The Rev. James Robichaud, 56, committed suicide, according to Dover-Foxcroft police.

In a press release announcing Robichaud’s suicide, the Roman Catholic Diocese of Portland said the priest was informed Thursday that he was temporarily suspended from ministry, effective Friday, until an investigation could be completed into an allegation that he sexually abused a minor 29 years ago while serving in Massachusetts.

“It is important to note that at this time, there is not enough information to substantiate or dismiss the charge,” Sue Bernard, diocesan spokeswoman, said in the statement.

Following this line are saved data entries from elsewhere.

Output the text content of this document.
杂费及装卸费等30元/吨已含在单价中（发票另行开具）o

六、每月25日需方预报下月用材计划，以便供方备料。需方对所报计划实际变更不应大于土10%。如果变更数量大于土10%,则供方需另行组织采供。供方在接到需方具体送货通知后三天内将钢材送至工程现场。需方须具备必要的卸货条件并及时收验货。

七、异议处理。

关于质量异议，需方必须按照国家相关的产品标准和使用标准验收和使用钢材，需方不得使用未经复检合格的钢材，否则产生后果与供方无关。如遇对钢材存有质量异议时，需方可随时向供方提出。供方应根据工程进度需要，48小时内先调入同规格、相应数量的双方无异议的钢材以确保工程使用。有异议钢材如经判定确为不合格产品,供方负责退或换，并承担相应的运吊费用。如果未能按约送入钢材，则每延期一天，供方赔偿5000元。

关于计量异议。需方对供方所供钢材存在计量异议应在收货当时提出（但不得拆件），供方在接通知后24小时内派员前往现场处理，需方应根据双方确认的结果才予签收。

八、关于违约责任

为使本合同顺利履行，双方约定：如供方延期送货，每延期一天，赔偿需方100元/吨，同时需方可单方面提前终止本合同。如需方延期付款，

The diocese was notified about the allegation of abuse by the Oblates of Mary Immaculate, a religious order of men in which Robichaud was ordained in April 1979. A native of Augusta, he served with the Oblates until 2000 when he returned to Maine. In 2003, he came under the supervision of the diocese.

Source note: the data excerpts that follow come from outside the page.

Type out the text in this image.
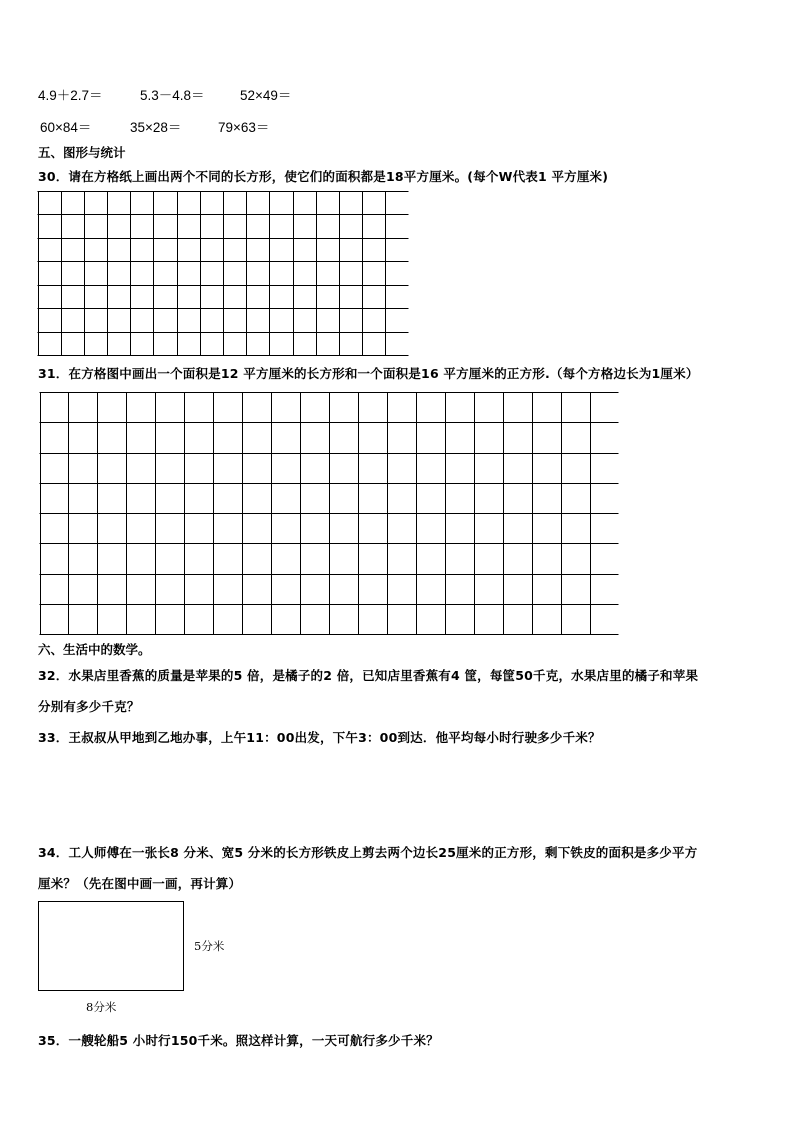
4.9＋2.7＝	5.3－4.8＝	52×49＝
60×84＝	35×28＝	79×63＝
五、图形与统计
30．请在方格纸上画出两个不同的长方形，使它们的面积都是18平方厘米。(每个W代表1 平方厘米)
31．在方格图中画出一个面积是12 平方厘米的长方形和一个面积是16 平方厘米的正方形.（每个方格边长为1厘米）
六、生活中的数学。
32．水果店里香蕉的质量是苹果的5 倍，是橘子的2 倍，已知店里香蕉有4 筐，每筐50千克，水果店里的橘子和苹果
分别有多少千克？
33．王叔叔从甲地到乙地办事，上午11：00出发，下午3：00到达．他平均每小时行驶多少千米？
34．工人师傅在一张长8 分米、宽5 分米的长方形铁皮上剪去两个边长25厘米的正方形，剩下铁皮的面积是多少平方
厘米？（先在图中画一画，再计算）
5分米
8分米
35．一艘轮船5 小时行150千米。照这样计算，一天可航行多少千米？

“This is a tragic end to a story that we may never completely understand,” Bishop Richard J. Malone said Friday. “It is simply our mission to bring the healing presence of Jesus to this agonizing situation. May his [Jesus’] love work through each of us to find compassion for the woman who made the complaint, Father Robichaud’s soul, his family, friends and parish community.”

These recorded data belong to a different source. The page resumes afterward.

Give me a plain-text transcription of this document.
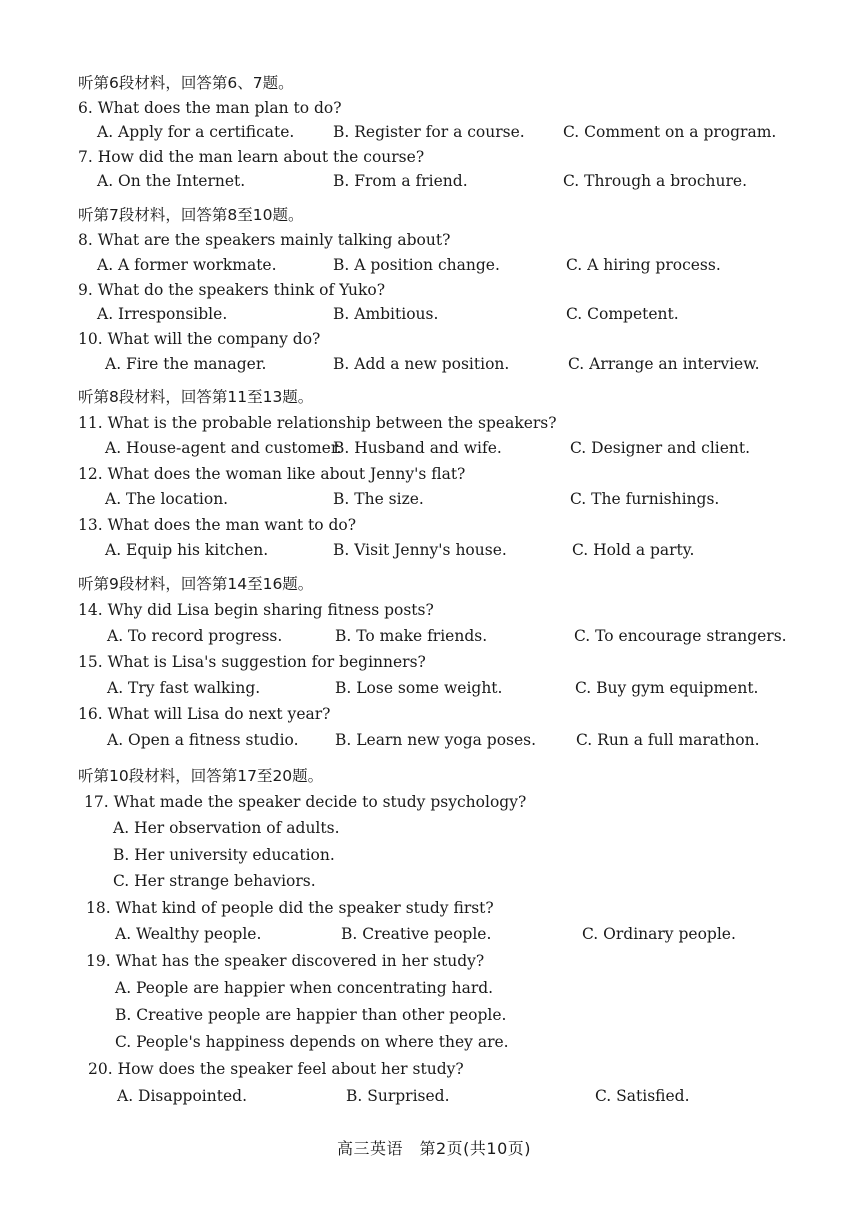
听第6段材料，回答第6、7题。
6. What does the man plan to do?
A. Apply for a certificate. B. Register for a course. C. Comment on a program.
7. How did the man learn about the course?
A. On the Internet.	B. From a friend.	C. Through a brochure.
听第7段材料，回答第8至10题。
8. What are the speakers mainly talking about?
A. A former workmate.	B. A position change.	C. A hiring process.
9. What do the speakers think of Yuko?
A. Irresponsible.	B. Ambitious.	C. Competent.
10. What will the company do?
A. Fire the manager.	B. Add a new position.	C. Arrange an interview.
听第8段材料，回答第11至13题。
11. What is the probable relationship between the speakers?
A. House-agent and customer.
B. Husband and wife.	C. Designer and client.
12. What does the woman like about Jenny's flat?
A. The location.	B. The size.	C. The furnishings.
13. What does the man want to do?
A. Equip his kitchen.	B. Visit Jenny's house.	C. Hold a party.
听第9段材料，回答第14至16题。
14. Why did Lisa begin sharing fitness posts?
A. To record progress.	B. To make friends.	C. To encourage strangers.
15. What is Lisa's suggestion for beginners?
A. Try fast walking.	B. Lose some weight.	C. Buy gym equipment.
16. What will Lisa do next year?
A. Open a fitness studio. B. Learn new yoga poses.	C. Run a full marathon.
听第10段材料，回答第17至20题。
17. What made the speaker decide to study psychology?
A. Her observation of adults.
B. Her university education.
C. Her strange behaviors.
18. What kind of people did the speaker study first?
A. Wealthy people.	B. Creative people.	C. Ordinary people.
19. What has the speaker discovered in her study?
A. People are happier when concentrating hard.
B. Creative people are happier than other people.
C. People's happiness depends on where they are.
20. How does the speaker feel about her study?
A. Disappointed.	B. Surprised.	C. Satisfied.
高三英语　第2页(共10页)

Linda Sylvia, a Eucharistic minister in the Dover-Foxcroft church, said Robichaud held Mass Thursday morning, his birthday.

“It’s unbelievable this happened. I would never, ever have expected it – not suicide,” Sylvia said.

The Catholic Church considers suicide a mortal sin, but a funeral Mass and burial in a Catholic cemetery still are offered to victims of suicide.

To commit a mortal sin individuals must be mentally healthy and not be acting on reasoning clouded by confusion and-or despair, according to church teachings.

It will be up to Robichaud’s family, Bernard said, to decide what kind of funeral will be held.

“If they want to have funeral Mass,” she said, “there will be a funeral Mass.”

The timing of the suspension and of a newspaper ad in Friday’s Bangor Daily News urging victims of sexual abuse to inform the diocese was coincidental, Bernard said Friday. The half-page ad ran in Friday’s edition of the BDN and was scheduled to run Saturday in the Portland Press Herald, she said.

Robichaud’s body was discovered at about 10 a.m. by an employee who found him in a second floor bathroom, according to Sgt. Gary West of the Dover-Foxcroft Police Department.

West said Robichaud died of a self-inflicted gunshot wound to the head.

No note was left behind, he said. Robichaud had served in the area since 2000 and was responsible for Cluster 7, which included St. Francis Xavier-St. Paul in Milo, St. Anne Catholic Church in Dexter, St. Agnes Catholic Church in Pittsfield, and St. Thomas Aquinas in Dover-Foxcroft. He was the only full-time priest in Piscataquis County.

Decisions about who would preside at Masses this weekend and who would replace Robichuad had not been made yet, Bernard said Friday afternoon.

Sylvia said parishioners knew that Robichaud was overworked and they had tried to help in any way possible. “We’ve always talked about the stress he was under,” she said, adding that he hadn’t looked well lately.

Eight years ago, Robichaud was administrator of the Dover-Foxcroft parish and St. Francis in Brownville Junction. Parishioners closed St. Francis and its rectory five years ago.

In 2005, St. Anne Catholic Church in Dexter was added to his responsibilities. Last year, the churches in Milo, Dexter and Dover-Foxcroft united to become our Lady of the Snows. After the death of the Rev. Paul R. Kerns of cancer on June 23, 2007, Robichaud was assigned St. Agnes Catholic Church in Pittsfield.

Robichaud attended the Oblate College and Seminary in Natick, Mass., and earned his bachelor’s degree from Framingham State College in Framingham, Mass., in 1974. He earned his Master of Divinity degree in 1978 from Weston School of Theology in Cambridge, Mass.